There is no way to predict with assurance what will happen to Bosnia in 1997 and beyond. Most experts agree that the prospects for a multiethnic state as envisaged by the Dayton Accord are dim. Because this political forecast is so gloomy and the political goals are so contentious and unachievable, it is highly doubtful that a clear and authoritative military mission can be defined for IFOR II. This combination of factors points to a protracted international presence that will have to "muddle-through" in Bosnia for years to come.
A new peacekeeping force should not be led by the United States. In the long run, such a presence should be the responsibility of an organization like the WEU or OSCE. America's main purpose in NATO should not be to police out-of-area ethnic conflicts in Europe.
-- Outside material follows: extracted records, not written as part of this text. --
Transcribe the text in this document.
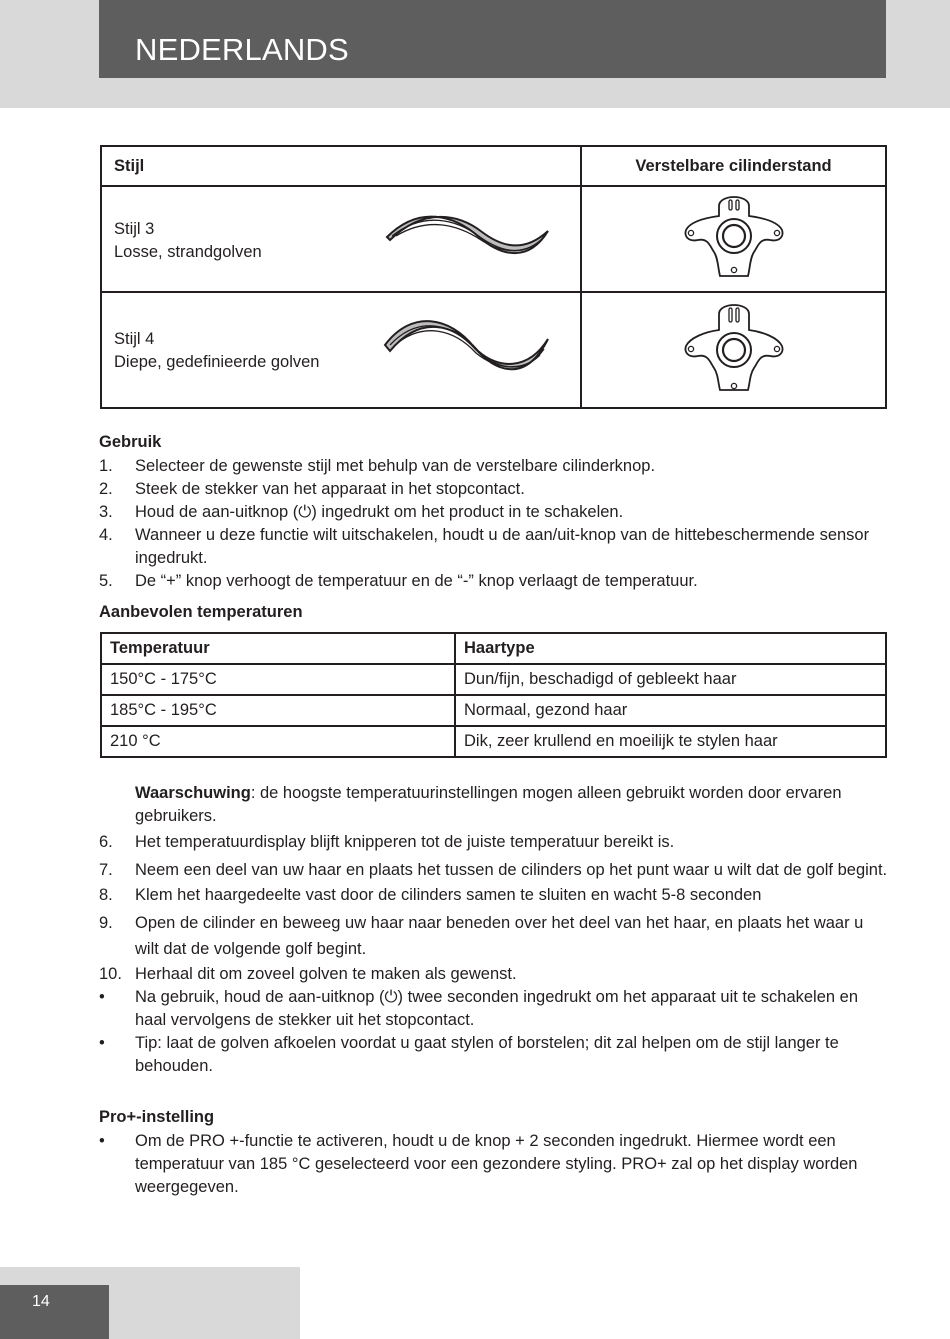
NEDERLANDS
Stijl	Verstelbare cilinderstand

Stijl 3
Losse, strandgolven

Stijl 4
Diepe, gedefinieerde golven

Gebruik
1. Selecteer de gewenste stijl met behulp van de verstelbare cilinderknop.
2. Steek de stekker van het apparaat in het stopcontact.
3. Houd de aan-uitknop (⏻) ingedrukt om het product in te schakelen.
4. Wanneer u deze functie wilt uitschakelen, houdt u de aan/uit-knop van de hittebeschermende sensor ingedrukt.
5. De “+” knop verhoogt de temperatuur en de “-” knop verlaagt de temperatuur.
Aanbevolen temperaturen
Temperatuur	Haartype
150°C - 175°C	Dun/fijn, beschadigd of gebleekt haar
185°C - 195°C	Normaal, gezond haar
210 °C	Dik, zeer krullend en moeilijk te stylen haar
Waarschuwing: de hoogste temperatuurinstellingen mogen alleen gebruikt worden door ervaren gebruikers.
6. Het temperatuurdisplay blijft knipperen tot de juiste temperatuur bereikt is.
7. Neem een deel van uw haar en plaats het tussen de cilinders op het punt waar u wilt dat de golf begint.
8. Klem het haargedeelte vast door de cilinders samen te sluiten en wacht 5-8 seconden
9. Open de cilinder en beweeg uw haar naar beneden over het deel van het haar, en plaats het waar u wilt dat de volgende golf begint.
10. Herhaal dit om zoveel golven te maken als gewenst.
• Na gebruik, houd de aan-uitknop (⏻) twee seconden ingedrukt om het apparaat uit te schakelen en haal vervolgens de stekker uit het stopcontact.
• Tip: laat de golven afkoelen voordat u gaat stylen of borstelen; dit zal helpen om de stijl langer te behouden.
Pro+-instelling
• Om de PRO +-functie te activeren, houdt u de knop + 2 seconden ingedrukt. Hiermee wordt een temperatuur van 185 °C geselecteerd voor een gezondere styling. PRO+ zal op het display worden weergegeven.
14
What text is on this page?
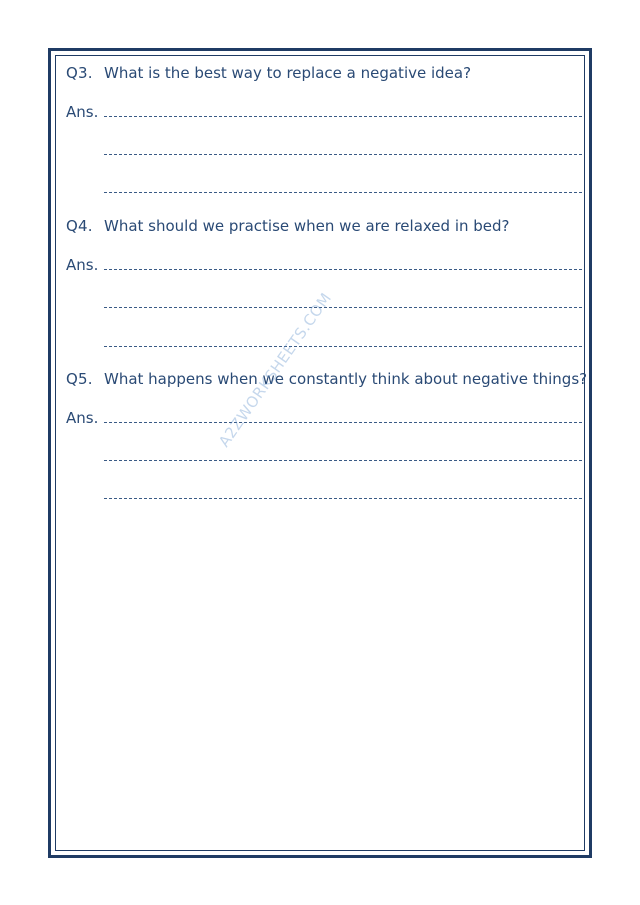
Q3. What is the best way to replace a negative idea?
Ans.
Q4. What should we practise when we are relaxed in bed?
Ans.
Q5. What happens when we constantly think about negative things?
Ans.	A2ZWORKSHEETS.COM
The U.S. participation in IFOR is coming to a close, and Congress should hold the President to his promise of a mission that would take "about one year." A follow-on force in Bosnia can include a small U.S. support presence, but the entire enterprise must be underpinned by the clear indication of a European willingness to take charge of a difficult situation now that "breathing room" has been attained with the help of the U.S.
To support its European allies, the U.S. should accept the temporary attachment of American troops to a new Bosnian peacekeeping force. However, this force should be composed largely of European ground troops, and U.S. forces should remain under U.S. command. In this way, America can do what it does best -- focus on larger military contingencies -- while the Europeans take on a larger share of the peacekeeping burden.